TIME WARNER SETTLES PERMATEMP CASE
In November 2000, Time Warner Inc. and the US Labor Department announced a $5.5 million settlement of a lawsuit charging that the company misclassified hundreds of employees as independent contractors or temporary workers, illegally denying them benefits coverage in violation of the Employee Retirement Income Security Act (Herman v. Time Warner Inc., S.D. N.Y., No. 98-7589, settlement approved 11/17/00).
The Labor Department filed suit against the company in October 1998 alleging that, since at least 1990, the publishing giant regularly misclassified workers and failed to examine whether they met internal and common-law criteria for benefits eligibility. The department charged that in some cases, the company improperly manipulated breaks in service to maintain the status of temporary employees.
Time Warner said that the settlement is not an admission of any liability or wrongdoing by Time Warner or its publishing unit. The settlement provides that certain temporary workers and independent contractors who provided contingent worker services for Time Inc. from 1992 to 1997 and who can provide documentation of their work under the terms of the settlement will receive proceeds from the agreement.
SACRAMENTO COUNTY SETTLES PERMATEMP LAWSUIT
Sacramento County agreed in October 2000 to pay about $1.4 million to settle a lawsuit by 94 employees who charged they were unfairly denied health insurance, sick leave and other job benefits enjoyed by "regular" workers.
The lawsuit, filed in 1998, accused the county of classifying the plaintiffs as temporary, intermittent, on-call or extra help to deny them benefits. The suit said the practice violated the county charter provisions that permit temporary employees to be hired for only 30 days. Many of those who sued held county positions for several years. The county has a total of 1,584 "temporary" workers in a total workforce of about 14,000 positions.
BELLEVUE, WA PERMATEMP CASE SETTLES
A settlement in the permatemp lawsuit between the City of Bellevue and current and former City permatemps was approved by a King County court in November, 2000. Under the terms of the settlement in Jordan, et al. v. City of Bellevue, the City will establish a Settlement Fund of $719,000 to compensate around 90-100 current and past employees who were denied benefits because they were misclassified as "temporary" or "hourly" employees. The agreement requires the City to review work performed by "contract workers" and requires the City to either establish new positions or stop doing the work. The settlement requires the City to monitor its use of payroll agencies to prevent abuses in the future. Disputes over the classification of City workers will be resolved through the City’s Human Resources grievance procedure.
KING COUNTY, WA PERMATEMP CASE SETTLES
A settlement was approved in King County Superior Court in September, 2000 in the permatemp lawsuit between King County and over 500 County workers.
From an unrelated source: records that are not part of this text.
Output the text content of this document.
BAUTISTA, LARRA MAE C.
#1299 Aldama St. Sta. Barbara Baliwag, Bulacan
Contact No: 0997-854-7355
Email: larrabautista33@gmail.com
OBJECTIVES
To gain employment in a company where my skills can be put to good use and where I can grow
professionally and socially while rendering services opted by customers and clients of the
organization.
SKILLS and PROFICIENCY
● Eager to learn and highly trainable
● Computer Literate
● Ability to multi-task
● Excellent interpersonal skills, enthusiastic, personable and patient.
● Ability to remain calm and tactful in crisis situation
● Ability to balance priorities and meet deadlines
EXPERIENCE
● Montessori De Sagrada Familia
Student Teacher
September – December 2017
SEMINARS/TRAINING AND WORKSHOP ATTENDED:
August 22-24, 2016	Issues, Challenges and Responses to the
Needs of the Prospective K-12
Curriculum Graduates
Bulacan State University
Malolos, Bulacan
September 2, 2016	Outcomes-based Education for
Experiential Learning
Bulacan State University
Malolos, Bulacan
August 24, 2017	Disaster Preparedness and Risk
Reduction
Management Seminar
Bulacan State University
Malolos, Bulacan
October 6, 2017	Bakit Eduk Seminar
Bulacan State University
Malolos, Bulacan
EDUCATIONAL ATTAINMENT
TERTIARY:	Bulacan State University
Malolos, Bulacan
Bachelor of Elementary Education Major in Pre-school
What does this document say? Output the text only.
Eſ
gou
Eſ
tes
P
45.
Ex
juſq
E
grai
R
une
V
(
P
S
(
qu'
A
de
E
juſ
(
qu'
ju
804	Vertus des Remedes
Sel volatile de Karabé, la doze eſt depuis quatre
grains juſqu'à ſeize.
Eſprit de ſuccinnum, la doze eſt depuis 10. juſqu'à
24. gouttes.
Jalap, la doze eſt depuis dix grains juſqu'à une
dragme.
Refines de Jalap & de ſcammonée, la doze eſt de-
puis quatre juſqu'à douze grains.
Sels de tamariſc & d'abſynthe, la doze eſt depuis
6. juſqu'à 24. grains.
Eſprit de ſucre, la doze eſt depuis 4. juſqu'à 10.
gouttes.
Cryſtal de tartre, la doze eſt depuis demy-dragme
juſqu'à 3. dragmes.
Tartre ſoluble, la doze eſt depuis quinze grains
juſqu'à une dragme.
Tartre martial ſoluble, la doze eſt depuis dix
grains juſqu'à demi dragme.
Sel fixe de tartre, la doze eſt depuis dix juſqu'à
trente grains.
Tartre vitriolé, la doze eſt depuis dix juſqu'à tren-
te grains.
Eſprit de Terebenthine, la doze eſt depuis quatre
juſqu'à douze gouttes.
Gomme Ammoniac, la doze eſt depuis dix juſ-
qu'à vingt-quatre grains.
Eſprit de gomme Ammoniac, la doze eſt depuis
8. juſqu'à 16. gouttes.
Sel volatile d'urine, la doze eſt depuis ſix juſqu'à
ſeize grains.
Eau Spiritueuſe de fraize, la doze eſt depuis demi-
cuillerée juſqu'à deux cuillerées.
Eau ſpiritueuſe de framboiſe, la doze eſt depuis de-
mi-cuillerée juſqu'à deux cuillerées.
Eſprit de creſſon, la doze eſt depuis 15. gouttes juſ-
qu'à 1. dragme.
The Clark case settlement has a total value of about $18 million. Of the total, $12 million will be prorated to class members for past benefits. Another $2 million is for retirement credit. Class members currently employed by King County will receive accrued vacation and sick leave for the time periods they were payrolled through agencies or paid as "independent contractors." Many of these employees will also receive back pay retroactive to July 1, 1998 if their prior service as a "contract worker" was not considered in setting their salaries.
The agreement requires the County to review work performed by "contract workers" and requires the County to either establish new positions or stop doing the work. The settlement requires the County to monitor its use of payroll agencies to prevent abuses in the future.
The Clark case is of national significance because it is one of the first cases to vindicate the rights of public employees who have been payrolled through temporary agencies.